Nearly a third of recovered COVID-19 patients end up in hospital within five months – and one in eight dies of complications from the disease, according to a report.
Researchers at Britain’s Leicester University and the Office for National Statistics found that of the 47,780 people who were released from hospital, 29.4 percent were readmitted within 140 days, the Telegraph reported.
Of the total, 12.3 percent succumbed to the disease, it added.
According to the report, many people with long-term consequences of the coronavirus develop heart problems, diabetes, and chronic liver and kidney disease.
“People seem to go home, have long-term effects, come back in and die. We see that nearly 30 percent has been readmitted, and that’s a lot of people.
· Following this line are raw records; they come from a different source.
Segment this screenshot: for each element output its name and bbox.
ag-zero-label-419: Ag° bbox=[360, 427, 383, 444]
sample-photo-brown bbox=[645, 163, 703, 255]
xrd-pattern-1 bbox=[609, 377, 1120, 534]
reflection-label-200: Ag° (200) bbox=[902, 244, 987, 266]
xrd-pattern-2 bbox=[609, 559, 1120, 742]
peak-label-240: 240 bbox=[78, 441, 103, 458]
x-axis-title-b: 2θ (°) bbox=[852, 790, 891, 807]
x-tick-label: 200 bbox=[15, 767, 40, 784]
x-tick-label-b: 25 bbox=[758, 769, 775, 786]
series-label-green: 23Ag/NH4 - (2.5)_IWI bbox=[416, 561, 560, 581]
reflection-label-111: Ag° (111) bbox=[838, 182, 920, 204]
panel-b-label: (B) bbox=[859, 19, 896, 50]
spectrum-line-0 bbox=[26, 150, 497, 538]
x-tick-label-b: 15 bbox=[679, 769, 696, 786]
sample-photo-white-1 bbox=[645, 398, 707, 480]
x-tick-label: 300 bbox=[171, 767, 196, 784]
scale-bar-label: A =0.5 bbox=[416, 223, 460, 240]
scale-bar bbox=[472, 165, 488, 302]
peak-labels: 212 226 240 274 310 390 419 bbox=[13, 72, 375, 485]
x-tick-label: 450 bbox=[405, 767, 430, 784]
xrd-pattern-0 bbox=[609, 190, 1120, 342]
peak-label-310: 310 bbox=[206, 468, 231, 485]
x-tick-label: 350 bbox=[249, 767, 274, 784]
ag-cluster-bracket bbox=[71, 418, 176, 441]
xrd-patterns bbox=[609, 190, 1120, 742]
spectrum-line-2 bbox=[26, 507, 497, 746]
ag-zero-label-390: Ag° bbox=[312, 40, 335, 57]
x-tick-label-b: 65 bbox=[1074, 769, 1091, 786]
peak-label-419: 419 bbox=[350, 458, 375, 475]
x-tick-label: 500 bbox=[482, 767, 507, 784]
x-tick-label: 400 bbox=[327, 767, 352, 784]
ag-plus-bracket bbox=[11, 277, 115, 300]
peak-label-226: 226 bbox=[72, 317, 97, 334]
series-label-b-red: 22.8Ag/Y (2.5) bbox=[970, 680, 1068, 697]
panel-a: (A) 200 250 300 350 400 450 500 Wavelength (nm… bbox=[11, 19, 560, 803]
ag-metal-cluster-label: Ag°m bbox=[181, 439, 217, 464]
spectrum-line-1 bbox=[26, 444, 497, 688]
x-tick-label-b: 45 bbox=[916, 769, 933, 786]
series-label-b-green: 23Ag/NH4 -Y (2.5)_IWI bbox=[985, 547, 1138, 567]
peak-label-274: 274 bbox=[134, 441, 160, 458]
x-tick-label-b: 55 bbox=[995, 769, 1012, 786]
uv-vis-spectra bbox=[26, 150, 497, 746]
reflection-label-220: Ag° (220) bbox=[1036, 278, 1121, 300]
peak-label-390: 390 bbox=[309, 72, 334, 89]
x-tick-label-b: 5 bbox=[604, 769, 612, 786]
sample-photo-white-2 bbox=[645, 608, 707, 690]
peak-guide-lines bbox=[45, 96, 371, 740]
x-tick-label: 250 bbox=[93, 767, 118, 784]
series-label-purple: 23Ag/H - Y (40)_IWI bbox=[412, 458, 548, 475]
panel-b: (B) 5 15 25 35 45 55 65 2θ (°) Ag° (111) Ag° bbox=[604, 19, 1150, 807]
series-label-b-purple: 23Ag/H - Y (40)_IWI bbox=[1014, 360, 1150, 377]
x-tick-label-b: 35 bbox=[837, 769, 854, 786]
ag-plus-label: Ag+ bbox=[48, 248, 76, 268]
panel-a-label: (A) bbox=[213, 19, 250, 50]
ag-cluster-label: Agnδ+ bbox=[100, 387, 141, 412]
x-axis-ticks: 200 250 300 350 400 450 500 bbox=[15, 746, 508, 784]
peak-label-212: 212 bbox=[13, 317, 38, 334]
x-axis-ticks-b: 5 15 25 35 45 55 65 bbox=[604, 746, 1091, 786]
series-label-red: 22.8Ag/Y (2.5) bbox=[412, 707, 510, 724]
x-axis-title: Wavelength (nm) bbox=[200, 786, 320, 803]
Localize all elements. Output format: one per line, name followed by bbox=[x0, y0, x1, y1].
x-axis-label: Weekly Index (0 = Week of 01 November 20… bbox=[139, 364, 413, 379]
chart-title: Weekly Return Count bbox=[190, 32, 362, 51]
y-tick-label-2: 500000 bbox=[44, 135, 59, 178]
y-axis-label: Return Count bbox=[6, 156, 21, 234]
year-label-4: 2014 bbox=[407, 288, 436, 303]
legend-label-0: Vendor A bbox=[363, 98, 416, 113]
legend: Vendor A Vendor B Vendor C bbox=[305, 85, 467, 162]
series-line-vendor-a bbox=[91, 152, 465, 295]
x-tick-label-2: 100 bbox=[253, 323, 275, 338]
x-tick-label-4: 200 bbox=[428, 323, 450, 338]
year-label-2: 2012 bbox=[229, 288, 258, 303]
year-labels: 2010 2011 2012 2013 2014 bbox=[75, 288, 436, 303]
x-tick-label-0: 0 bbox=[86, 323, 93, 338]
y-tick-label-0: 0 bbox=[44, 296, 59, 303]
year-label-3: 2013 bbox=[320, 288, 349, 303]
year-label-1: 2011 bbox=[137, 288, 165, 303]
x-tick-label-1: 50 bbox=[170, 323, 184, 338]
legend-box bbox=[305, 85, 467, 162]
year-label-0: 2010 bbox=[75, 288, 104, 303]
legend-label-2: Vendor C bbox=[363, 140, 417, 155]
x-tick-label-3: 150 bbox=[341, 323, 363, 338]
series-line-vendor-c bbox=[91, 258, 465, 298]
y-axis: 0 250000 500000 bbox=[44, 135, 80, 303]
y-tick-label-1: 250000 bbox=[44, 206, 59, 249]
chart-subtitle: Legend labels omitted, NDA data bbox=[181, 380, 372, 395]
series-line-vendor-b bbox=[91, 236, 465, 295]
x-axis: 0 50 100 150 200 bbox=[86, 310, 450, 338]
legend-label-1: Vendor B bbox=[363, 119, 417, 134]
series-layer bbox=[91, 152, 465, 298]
The numbers are so great, ”said study author Kamlesh Khunti.
“The message here is that we really need to prepare for a long COVID. It’s a daunting task to follow up on these patients and the NHS is really under pressure right now, but some sort of monitoring needs to be arranged, ”added Khunti, a professor of primary care diabetes and vascular medicine at Leicester University.
The study – which Khunti described as the largest of people released from hospital after being admitted with COVID-19 – found that survivors were nearly 3 1/2 times more likely to be readmitted and die within 140 days than other outpatients.
Khunti said the researchers were surprised that many people were readmitted with a new diagnosis, adding that it was important to make sure people were receiving protective therapies, including statins and aspirin.
“We don’t know if it’s because COVID destroyed the beta cells that make insulin and you get type 1 diabetes, or whether it causes insulin resistance and you develop type 2, but we’re seeing these surprising new diagnoses of diabetes,” he said.
“We have seen studies in which survivors have undergone MRS scans and they have heart and liver problems,” added Khunti. “These people need urgent follow-up and the need to take things like aspirin and statins.”
The new study has been published on a pre-print server and has not yet been peer reviewed.